En el mundo de la literatura podemos hallar verdaderas obras de arte cuya fuerza narrativa es tal que parecieran mimetizarse con la realidad, no solo por lo cautivadora que pueda ser su trama, sino también porque, al mismo tiempo y sirviéndose de la misma, nos ofrece lecciones muy profundas y con un carácter plenamente vigente. Si a esto le sumamos la prodigiosidad con la que se adornan estos relatos, acercándonos a una experiencia en la que a cada frase leída se nos acaricia el alma, nos sobrecoge y, en un instante, nos imbuye de forma lenta y dulce en la ficción, eso que conocemos como placer estético. Es en situaciones de esta naturaleza cuando pocas dudas quedan de por qué razón se ha convenido en dar el tratamiento de clásico o canónico a este tipo de obras.

Y es que, sí; la buena literatura (ya no solo la narrativa) es una compañera de vida. Es, como dijo Descartes en su Discurso sobre el método, una oportunidad de mantener un diálogo con las mentes más preclaras que la humanidad ha conocido. No obstante, convendremos en que el hecho de que sea una obra literaria la que nos interpele, tiene algo especial en contraposición a las lecturas filosóficas o ensayísticas de las diferentes épocas; sobre todo, en tanto que parten de una ficción que parece construir un discurso axiológico casi tan sólido como el de aquellas obras que se escribieron para abordar asuntos concretos en épocas determinadas.

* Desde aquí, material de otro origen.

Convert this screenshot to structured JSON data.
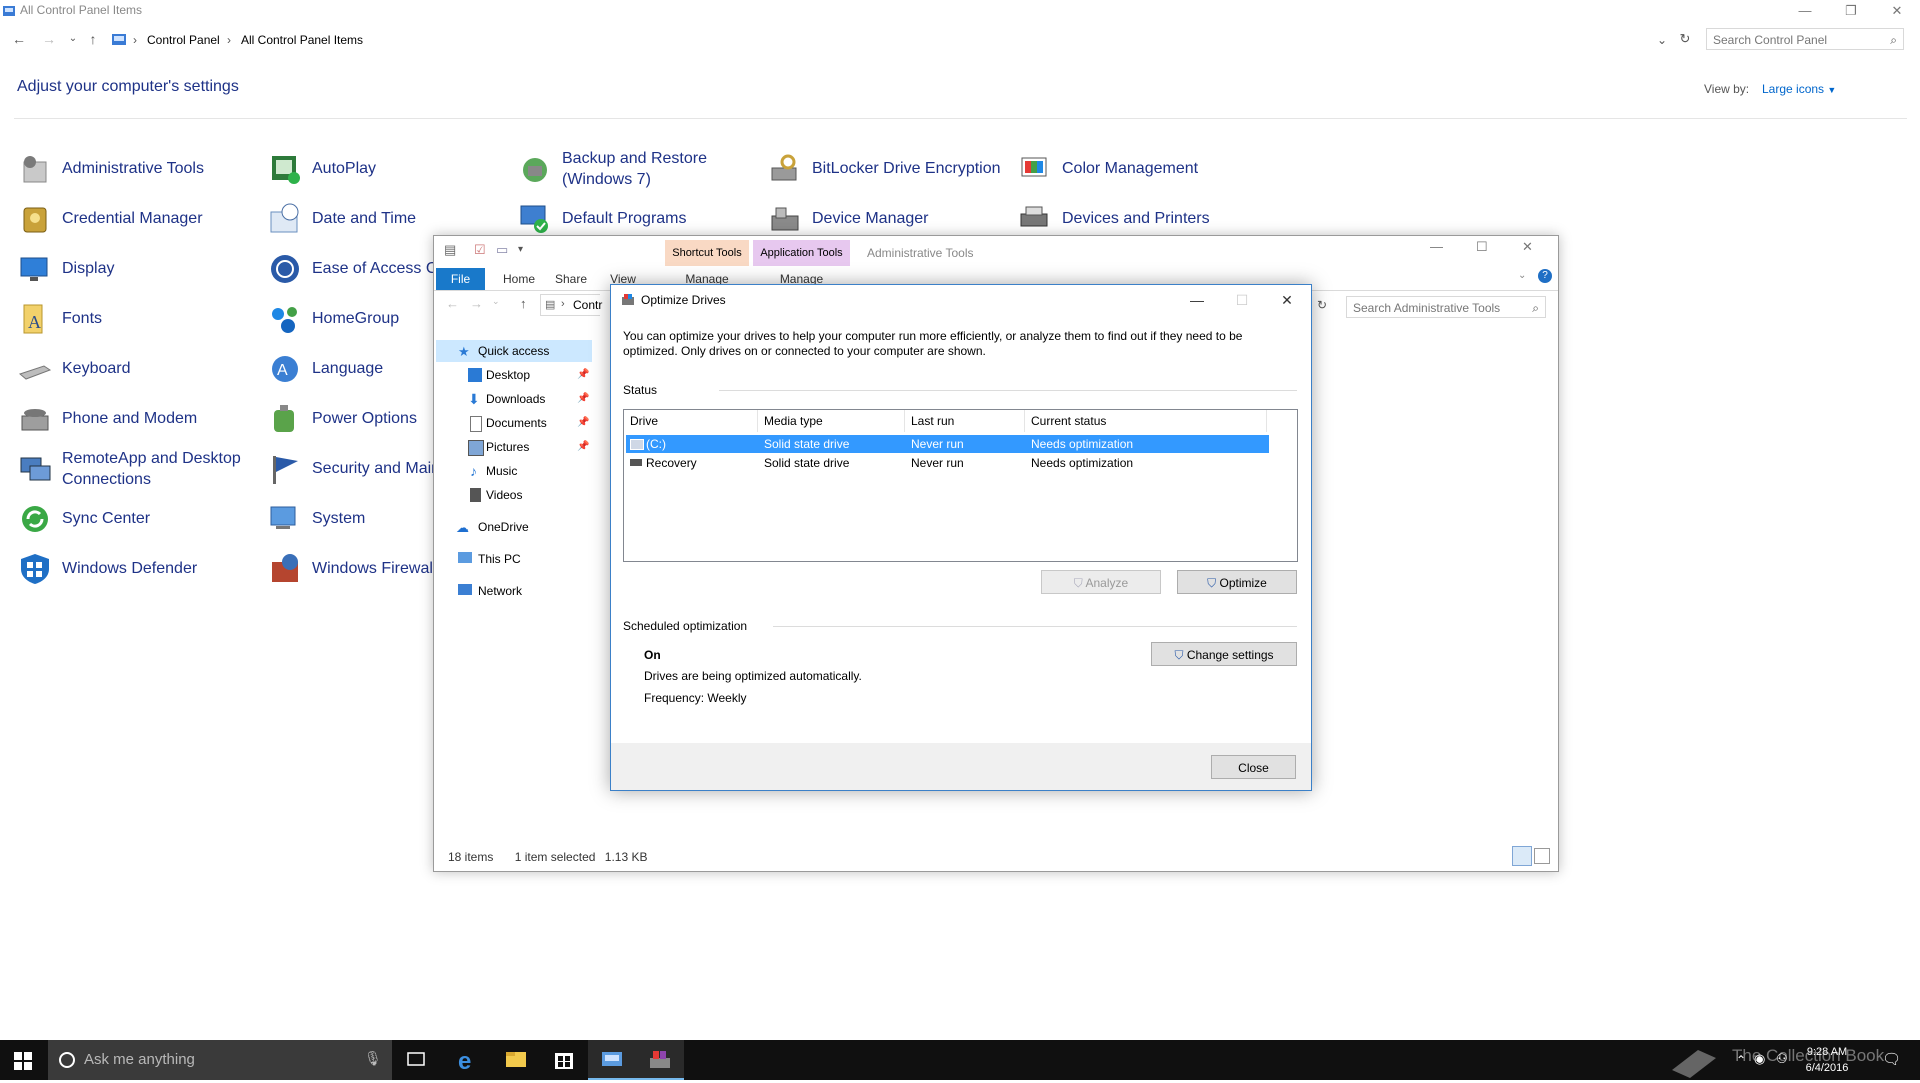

Ahora bien, muy frecuentemente la literatura ha puesto en el centro los grandes temas de la humanidad: el bien, la verdad, la justicia, el buen gobierno, el amor, la felicidad, la sabiduría, la amistad, la trascendencia del espíritu, entre otros muchos. La memoria y el olvido también han sido temas explorados, especialmente en el último tiempo, en tanto que nos hemos dado cuenta que las promesas de la modernidad de progreso infinito y plenitud devinieron, sin embargo, en un siglo sangriento, marcado por la violencia y la injusticia. ¿Recordamos u olvidamos? Sea una u otra la respuesta, lo que está claro es que recordaremos fijando en la memoria una serie de recuerdos determinada, o trataremos de olvidar, trayendo lo menos posible a nuestra memoria cualquier cosa que prefiramos no recordar por la razón que sea.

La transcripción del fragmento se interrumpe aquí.